Let us consider a hard case for word sense disambiguation, in the context of French to Corsican MT. But the same goes for French to English MT. It relates to French words such as: ‘accomplit’, ‘affaiblit’, ‘affranchit’, ‘alourdit’, ‘amortit’. The corresponding verbs ‘accomplir’ (to fulfill, to accomplish), ‘affaiblir’ (to weaken), ‘affranchir’ (to free), ‘alourdir’ (to burden), ‘amortir’ (to damp) have the same word for simple present and simple past at the third person singular: respectively ‘accomplit’, ‘affaiblit’, ‘affranchit’, ‘alourdit’, ‘amortit’. The upshot is that a single sentence such as: ‘Il affaiblit sa position.’ can be translated either into he weakens his position or into he weakened his position. If the context is unambiguous with regard to the sence of the discourse, the correct tense can be adequately chosen. But in the lack of informative context, it would be opportune to let the ambiguity prevail.

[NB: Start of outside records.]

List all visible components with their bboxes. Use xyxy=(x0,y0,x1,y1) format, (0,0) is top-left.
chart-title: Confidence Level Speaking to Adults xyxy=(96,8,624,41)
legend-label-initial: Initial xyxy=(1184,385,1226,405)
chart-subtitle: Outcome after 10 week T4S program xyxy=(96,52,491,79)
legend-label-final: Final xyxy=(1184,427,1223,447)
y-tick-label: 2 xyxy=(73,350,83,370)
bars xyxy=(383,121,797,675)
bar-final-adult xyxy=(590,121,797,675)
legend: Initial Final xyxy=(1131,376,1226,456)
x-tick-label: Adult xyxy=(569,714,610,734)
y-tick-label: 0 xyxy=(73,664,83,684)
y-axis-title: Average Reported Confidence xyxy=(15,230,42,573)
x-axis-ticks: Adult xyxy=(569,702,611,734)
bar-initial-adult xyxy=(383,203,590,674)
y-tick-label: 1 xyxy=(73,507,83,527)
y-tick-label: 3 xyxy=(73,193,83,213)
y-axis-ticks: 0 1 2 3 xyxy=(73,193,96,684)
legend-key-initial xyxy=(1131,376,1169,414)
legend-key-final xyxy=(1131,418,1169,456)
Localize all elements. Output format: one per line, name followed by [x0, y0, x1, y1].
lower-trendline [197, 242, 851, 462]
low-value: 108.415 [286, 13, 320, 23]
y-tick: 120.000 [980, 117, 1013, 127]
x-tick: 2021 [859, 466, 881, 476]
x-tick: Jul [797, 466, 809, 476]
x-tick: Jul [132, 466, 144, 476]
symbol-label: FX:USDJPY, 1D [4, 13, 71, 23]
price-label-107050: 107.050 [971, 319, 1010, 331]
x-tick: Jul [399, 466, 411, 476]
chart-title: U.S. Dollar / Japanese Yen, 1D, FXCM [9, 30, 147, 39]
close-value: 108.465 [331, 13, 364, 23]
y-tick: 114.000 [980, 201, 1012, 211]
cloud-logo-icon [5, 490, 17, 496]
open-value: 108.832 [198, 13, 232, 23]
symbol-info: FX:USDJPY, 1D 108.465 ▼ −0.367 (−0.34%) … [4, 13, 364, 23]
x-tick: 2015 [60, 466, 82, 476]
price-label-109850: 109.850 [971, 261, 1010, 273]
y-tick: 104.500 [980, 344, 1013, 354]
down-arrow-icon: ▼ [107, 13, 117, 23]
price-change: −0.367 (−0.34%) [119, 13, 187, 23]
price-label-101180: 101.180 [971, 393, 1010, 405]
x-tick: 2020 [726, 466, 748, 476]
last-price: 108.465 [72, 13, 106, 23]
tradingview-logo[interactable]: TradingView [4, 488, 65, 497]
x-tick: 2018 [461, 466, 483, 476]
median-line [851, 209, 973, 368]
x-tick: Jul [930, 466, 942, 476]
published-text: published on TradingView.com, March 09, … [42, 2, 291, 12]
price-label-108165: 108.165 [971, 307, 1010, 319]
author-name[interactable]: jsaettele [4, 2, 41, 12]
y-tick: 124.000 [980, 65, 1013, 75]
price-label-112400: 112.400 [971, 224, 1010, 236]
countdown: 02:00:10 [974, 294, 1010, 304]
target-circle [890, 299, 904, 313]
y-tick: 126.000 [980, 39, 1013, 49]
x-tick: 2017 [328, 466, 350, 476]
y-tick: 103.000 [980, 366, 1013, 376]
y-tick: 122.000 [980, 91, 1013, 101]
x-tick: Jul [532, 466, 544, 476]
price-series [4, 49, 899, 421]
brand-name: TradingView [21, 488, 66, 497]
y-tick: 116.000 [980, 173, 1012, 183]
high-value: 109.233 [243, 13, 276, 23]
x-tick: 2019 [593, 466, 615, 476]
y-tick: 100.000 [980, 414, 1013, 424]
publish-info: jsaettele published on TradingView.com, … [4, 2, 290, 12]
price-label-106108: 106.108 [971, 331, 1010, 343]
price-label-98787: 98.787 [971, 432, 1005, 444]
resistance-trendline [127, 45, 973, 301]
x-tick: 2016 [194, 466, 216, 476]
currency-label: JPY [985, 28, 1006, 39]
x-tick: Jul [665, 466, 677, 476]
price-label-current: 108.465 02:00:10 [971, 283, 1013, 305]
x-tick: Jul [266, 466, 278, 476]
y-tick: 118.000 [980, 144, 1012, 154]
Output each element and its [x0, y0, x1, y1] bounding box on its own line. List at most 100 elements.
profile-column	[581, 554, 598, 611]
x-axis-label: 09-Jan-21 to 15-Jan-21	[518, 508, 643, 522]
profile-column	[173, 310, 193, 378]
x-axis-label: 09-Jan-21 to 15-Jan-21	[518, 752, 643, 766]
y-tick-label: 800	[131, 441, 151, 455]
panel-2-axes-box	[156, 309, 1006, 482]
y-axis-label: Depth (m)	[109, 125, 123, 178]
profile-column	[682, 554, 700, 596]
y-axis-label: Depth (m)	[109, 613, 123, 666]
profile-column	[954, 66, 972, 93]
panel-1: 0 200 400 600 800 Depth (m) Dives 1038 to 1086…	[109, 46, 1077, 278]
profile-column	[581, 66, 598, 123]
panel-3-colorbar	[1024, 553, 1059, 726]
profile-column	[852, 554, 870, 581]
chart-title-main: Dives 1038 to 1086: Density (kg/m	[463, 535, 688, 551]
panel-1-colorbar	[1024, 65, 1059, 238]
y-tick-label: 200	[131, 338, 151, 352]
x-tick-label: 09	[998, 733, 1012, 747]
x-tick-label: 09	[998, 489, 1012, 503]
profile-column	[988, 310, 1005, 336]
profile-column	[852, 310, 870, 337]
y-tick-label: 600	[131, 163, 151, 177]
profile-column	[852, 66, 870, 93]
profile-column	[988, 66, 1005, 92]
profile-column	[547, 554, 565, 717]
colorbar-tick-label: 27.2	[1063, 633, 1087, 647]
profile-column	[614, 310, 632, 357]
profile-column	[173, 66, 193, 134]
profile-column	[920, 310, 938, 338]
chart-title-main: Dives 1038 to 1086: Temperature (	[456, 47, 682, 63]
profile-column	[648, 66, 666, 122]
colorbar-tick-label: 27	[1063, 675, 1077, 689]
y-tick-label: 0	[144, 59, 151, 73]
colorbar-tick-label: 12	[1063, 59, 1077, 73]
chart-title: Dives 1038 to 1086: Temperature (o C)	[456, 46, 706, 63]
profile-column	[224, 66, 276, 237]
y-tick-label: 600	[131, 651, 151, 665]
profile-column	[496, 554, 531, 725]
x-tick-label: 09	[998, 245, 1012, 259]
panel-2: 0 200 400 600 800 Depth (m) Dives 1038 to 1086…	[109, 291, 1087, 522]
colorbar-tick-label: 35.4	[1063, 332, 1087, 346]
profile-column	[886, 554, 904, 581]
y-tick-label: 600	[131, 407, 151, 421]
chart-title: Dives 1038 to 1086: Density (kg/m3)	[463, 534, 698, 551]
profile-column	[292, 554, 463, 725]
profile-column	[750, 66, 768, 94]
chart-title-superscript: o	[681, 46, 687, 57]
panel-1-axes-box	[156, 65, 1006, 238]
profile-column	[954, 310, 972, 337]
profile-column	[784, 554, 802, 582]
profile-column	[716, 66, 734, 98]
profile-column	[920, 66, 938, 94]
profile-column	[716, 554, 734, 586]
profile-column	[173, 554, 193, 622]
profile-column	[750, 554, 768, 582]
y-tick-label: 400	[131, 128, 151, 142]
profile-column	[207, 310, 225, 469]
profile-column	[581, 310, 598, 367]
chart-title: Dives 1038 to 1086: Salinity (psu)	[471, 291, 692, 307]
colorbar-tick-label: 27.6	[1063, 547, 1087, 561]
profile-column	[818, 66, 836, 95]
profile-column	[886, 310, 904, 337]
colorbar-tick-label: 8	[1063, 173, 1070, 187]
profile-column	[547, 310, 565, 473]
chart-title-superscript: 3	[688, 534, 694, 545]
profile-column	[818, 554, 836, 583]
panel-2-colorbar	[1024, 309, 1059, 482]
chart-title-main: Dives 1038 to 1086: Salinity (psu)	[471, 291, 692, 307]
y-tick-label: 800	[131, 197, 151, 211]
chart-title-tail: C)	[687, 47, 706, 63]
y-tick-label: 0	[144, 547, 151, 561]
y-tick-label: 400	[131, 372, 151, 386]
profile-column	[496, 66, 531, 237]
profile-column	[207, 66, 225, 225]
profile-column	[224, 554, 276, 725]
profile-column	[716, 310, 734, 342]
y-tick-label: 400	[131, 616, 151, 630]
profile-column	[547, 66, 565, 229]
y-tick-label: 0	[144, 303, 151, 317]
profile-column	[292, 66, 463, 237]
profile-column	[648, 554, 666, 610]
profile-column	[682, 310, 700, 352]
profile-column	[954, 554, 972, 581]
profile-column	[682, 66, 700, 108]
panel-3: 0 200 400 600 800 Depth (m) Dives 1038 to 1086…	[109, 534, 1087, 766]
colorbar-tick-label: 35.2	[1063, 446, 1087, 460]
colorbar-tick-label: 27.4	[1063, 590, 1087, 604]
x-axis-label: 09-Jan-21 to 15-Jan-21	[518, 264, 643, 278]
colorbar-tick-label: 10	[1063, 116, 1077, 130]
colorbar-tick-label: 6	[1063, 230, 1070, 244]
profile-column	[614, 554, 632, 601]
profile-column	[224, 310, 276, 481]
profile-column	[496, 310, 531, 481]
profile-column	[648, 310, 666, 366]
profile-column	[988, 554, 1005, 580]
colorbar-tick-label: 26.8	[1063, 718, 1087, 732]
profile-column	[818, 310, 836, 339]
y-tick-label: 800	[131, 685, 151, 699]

It should be pointed out that any such verbs are not rare. A more complete list includes: accomplit, affaiblit, affranchit, alourdit, amortit, anéantit, anoblit, aplatit, arrondit, assombrit, bannit, bâtit, blanchit, blondit, démolit, éblouit, emplit, enfouit, enhardit, enlaidit, ennoblit, envahit, épaissit, étourdit, exclut, franchit, glapit, investit, jaunit, jouit, munit, noircit, obéit, obscurcit, occit, périt, réagit, régit, réjouit, remplit, répartit, resplendit, rétrécit, rit, rougit, rouvrit, saisit, sévit, surgit.

.

More on grammatical type disambiguation

Let us focus on grammatical type disambiguation, which is a subproblem of word disambiguation. General grammatical types are: verbs, nouns, adjectives, adverbs, prepositions, gerundive, etc. But for grammatical type disambiguation purposes, more accuracy is in order: instances of grammatical types are then: masculine singular noun, feminine singular noun, masculine plural noun, feminine plural noun, masculine singular adjective, feminine singular adjective, masculine plural adjective, feminine plural adjective, adverbs, prepositions, gerundive, etc. Now grammatical type disambiguation can occur between two different grammatical types (in the above-mentioned form). For example, an ambiguity can occur between preposition and gerundive. In French, this is notably the case for ‘devant’ and ‘maintenant’. For ‘devant’ can either be an adverb (in front) or a gerundive (from the verb ‘devoir’, to have to). Similarly, ‘maintenant’ can either be an adverb (now) or a gerundive (from the verb ‘maintenir’, to maintain). It should be clear now that ‘devant’ and ‘maintenant’ are both ambiguous with regard to their grammatical type. In English, depending on the relevant grammatical type, ‘devant’ is ambiguous between having to or in front). In the same way, ‘maintenant’ is ambiguous between now and maintening.
In order to disambiguate French words ‘devant’ or ‘maintenant’, rule-based MT needs a disambiguation module that is able to distinguish whether ‘devant’ or ‘maintenant’ are adverbs or gerundives.

(not to mention the fact that ‘devant’ can also be a preposition, for the sake of clarity).